Et pour cause! Les statistiques le montrent clairement: la proportion d’automobiles comme moyen de transport principal ne cesse d’augmenter un peu partout sur la planète. Écolo lorsqu’il s’agit de recycler le moindre trognon de pomme ou d’opter pour le verso des feuilles introduites dans l’imprimante, le citoyen nord-américain choisit encore de s’établir en banlieue pour le bon air, loin de la ville trop dense. En banlieue, exactement là où attendre l’autobus par un matin hivernal venteux tient de la gageure, tandis que l’utilisation d’une automobile coule de source.
«On n’avance pas beaucoup en matière de transport collectif en Amérique du Nord, à l’exception de grandes villes comme Boston ou Toronto, soupire Marie-Hélène Vandersmissen1, professeure au Département de géographie. Il faut agir dès maintenant pour lutter contre les changements climatiques à venir, mais on manque de têtes fortes ici pour se saisir du dossier et augmenter les budgets réservés aux transports en commun.»
Selon cette géographe, spécialisée dans les transports, la tendance à l’utilisation accrue de l’auto fait partie des prédictions de l’OCDE pour 2030. L’organisme prévoit que les voitures parcourront encore plus de distance et seront plus nombreuses d’ici 15 ans, au détriment de la marche et du vélo.

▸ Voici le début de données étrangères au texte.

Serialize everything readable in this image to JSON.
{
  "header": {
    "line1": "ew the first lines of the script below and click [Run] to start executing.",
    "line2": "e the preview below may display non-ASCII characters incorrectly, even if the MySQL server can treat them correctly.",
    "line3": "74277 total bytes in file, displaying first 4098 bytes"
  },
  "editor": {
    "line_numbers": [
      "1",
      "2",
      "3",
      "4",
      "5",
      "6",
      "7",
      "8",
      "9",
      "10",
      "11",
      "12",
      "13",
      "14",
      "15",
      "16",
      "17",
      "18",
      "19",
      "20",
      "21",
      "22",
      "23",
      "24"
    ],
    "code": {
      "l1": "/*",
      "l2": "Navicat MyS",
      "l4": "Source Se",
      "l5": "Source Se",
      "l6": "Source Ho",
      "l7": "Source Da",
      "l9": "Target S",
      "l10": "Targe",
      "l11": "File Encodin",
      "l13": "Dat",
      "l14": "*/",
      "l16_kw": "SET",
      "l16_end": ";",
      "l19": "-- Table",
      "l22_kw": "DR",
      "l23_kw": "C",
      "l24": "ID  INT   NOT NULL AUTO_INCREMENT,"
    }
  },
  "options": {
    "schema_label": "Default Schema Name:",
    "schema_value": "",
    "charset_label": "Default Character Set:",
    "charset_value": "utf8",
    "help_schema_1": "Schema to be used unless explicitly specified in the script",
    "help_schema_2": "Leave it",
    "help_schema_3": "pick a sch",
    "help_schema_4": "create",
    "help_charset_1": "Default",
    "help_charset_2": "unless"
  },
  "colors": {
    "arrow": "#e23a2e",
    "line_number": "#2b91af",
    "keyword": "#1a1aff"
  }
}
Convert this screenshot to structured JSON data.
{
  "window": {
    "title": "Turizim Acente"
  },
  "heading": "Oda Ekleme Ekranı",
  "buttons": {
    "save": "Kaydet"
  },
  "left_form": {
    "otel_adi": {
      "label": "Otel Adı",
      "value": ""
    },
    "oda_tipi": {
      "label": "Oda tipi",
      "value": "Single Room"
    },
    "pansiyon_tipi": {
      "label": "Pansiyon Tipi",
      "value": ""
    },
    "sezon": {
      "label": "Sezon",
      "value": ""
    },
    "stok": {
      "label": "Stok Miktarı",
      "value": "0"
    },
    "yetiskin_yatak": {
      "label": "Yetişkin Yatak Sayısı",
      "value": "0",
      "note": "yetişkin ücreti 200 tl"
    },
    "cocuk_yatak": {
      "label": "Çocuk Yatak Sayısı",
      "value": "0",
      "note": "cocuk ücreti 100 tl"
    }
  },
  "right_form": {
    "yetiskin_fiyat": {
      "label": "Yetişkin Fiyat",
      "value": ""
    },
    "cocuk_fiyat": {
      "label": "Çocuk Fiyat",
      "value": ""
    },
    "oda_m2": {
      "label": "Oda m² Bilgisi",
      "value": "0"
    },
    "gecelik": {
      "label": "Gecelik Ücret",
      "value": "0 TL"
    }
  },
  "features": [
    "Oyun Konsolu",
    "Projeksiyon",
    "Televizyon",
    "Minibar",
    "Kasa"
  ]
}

Conscients de la suprématie de l’automobile, certains urbanistes, architectes et géographes réfléchissent à d’autres façons d’assurer la circulation dans les villes.
1 Marie-Hélène Vandersmissen est également responsable du Laboratoire d’analyse et de traitement de l’information géographique (LATIG) et chercheuse au Centre de recherche en aménagement et développement (CRAD). ↩
Des solutions qui n’en sont pas
Élargir une autoroute très empruntée. Voilà une solution néfaste à long terme lorsqu’on cherche à rendre plus fluide le trafic routier, indique Marius Thériault2, professeur à l’École supérieure d’aménagement du territoire et de développement régional.
«Cela ne fait que retarder le problème, note-t-il. Les bouchons peuvent se résorber temporairement, mais l’augmentation du nombre de véhicules crée ensuite une nouvelle congestion. Sans oublier la pression supplémentaire de ces nouveaux véhicules sur le reste du réseau routier.»
Moins cher en banlieue, vraiment?
À Québec, 8 déplacements sur 10 s’effectuent en voiture, selon les données de la dernière enquête origine-destination, réalisée en 2006. Et les jeunes familles en quête d’une première maison ont souvent tendance à s’éloigner du centre, et donc des principaux réseaux d’autobus, pour économiser sur le coût du logement. Un mouvement encore accentué par la hausse immobilière des dernières années.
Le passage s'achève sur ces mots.